Vize-Kanzler Sigmar Gabriel gilt als Befürworter der VDS und behauptet regelmäßig, dass die VDS terroristische Anschläge hätte verhindern können, z.B. die NSU-Morde, den Anschlag auf der Insel Utøya oder den Anschlag auf Charlie Hebdo in Frankreich. Wir wissen alle, dass die VDS ursprünglich ausschließlich zur Aufklärung von schweren Straftaten genutzt werden sollte. In Frankreich und Norwegen hat die VDS nichts aufgeklärt. Die NSU wurde teilweise durch Unfähigkeit unserer Verfassungsschützer gedeckt, dort hätte auch die VDS nicht zur Klärung der Morde beigetragen.

“Die Gutachter [des Max-Planck-Instituts] entlarven viele Warnungen [wie auch die von Sigmar Gabriel] als politische Rhetorik: So gebe es keinerlei Hinweise darauf, dass auf Vorrat gespeicherte Daten in den vergangenen Jahren zur Verhinderung eines […] Terroranschlags geführt hätten.” (Süddeutsche)

Man kann zusammenfassen, dass der Gesetzgeber wenig aus den gescheiterten Richtlinien zur VDS gelernt hat. Die aktuellen Maßnahmen stellen einen geringeren Eingriff in den Datenschutz dar als vorherige Entwürfe, maskieren jedoch nur die hässlich Fratze eines Präventionsstaates, der seine Bürger weiterhin unter Generalverdacht stellen will.

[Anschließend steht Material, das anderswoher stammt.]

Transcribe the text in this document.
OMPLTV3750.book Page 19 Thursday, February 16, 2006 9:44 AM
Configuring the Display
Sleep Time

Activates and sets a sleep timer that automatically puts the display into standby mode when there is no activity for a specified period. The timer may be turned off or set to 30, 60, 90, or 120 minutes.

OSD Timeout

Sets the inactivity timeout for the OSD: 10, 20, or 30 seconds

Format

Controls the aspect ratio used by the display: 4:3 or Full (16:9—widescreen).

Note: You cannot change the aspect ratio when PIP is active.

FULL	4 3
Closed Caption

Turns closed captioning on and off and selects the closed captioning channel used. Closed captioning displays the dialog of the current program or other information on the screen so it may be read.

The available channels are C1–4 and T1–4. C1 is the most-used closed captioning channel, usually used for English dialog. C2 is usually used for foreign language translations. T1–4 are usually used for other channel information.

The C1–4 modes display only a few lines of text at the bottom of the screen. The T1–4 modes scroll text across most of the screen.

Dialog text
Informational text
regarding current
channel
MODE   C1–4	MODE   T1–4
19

Wollen wir dieser festgefahrenen Diskussion entkommen, so müssen wir umdenken, weg vom bürokratischen Präventionsstaat, hin zum bürgerorientierten Dienstleistungsstaat. Wie können wir mehr Sicherheit und Geborgenheit für Bürgerinnen und Bürger in Deutschland herstellen?

Die VDS muss man hier als spezielles Werkzeug unter vielen sehen: Natürlich kann die Polizei einzelne Menschen bei einem konkreten Verdacht beschatten lassen. Dieses Mittel sollten wir der Polizei auch im Internet ermöglichen, z.B. durch eine anlassbezogene VDS. In dem Fall werden dann aber ausschließlich Tatverdächtige durch die VDS erfasst.
Datenschutz kann man sogar als Service des Staates begreifen: Amerikanische Unternehmen verdienen Milliarden mit unseren Daten. Statt dies hinzunehmen sollten wir uns überlegen, ob und wie wir mit der Sammelwut von Unternehmen wie Google, Facebook und Co. umgehen wollen.
Geborgenheit schaffen wir, indem wir den Dialog zwischen Polizei und Bürgern vereinfachen und Bürokratie abbauen. Das Ausland macht’s vor: In Bangkok kann man mit einer App in Verbindung mit den nächsten Polizisten treten und um Hilfe bitten.
Geld sparen wir durch eine bundesweite Internetwache, die den Polizeirevieren Alltagsarbeit abnimmt und bisher veraltete, analoge Prozesse effektiv abwickelt.
Ich halte die Vorratsdatenspeicherung für ein völlig falsches Mittel zur Bekämpfung von schweren Straftaten. Der Koste/Nutzen-Faktor rechtfertigt die Einschränkung von Bürgerrechten in keiner Art und Weise. Auch das neue Gesetz wird vor dem Verfassungsgericht landen und eventuell wieder als verfassungswidrig eingestuft. Nur anlassbezogene Ermittlungsarbeit schützt vor Kriminalität. Daher sollten wir die vorhandenen Polizeikräfte besser ausbilden und effizienter einsetzen. Ganz sicher suchen wir keine Totalüberwachung aller Bundesbürger, sondern die Wahlstimmen jener, die eine Gesellschaft geprägt von Vertrauen und Menschlichkeit mitgestalten wollen!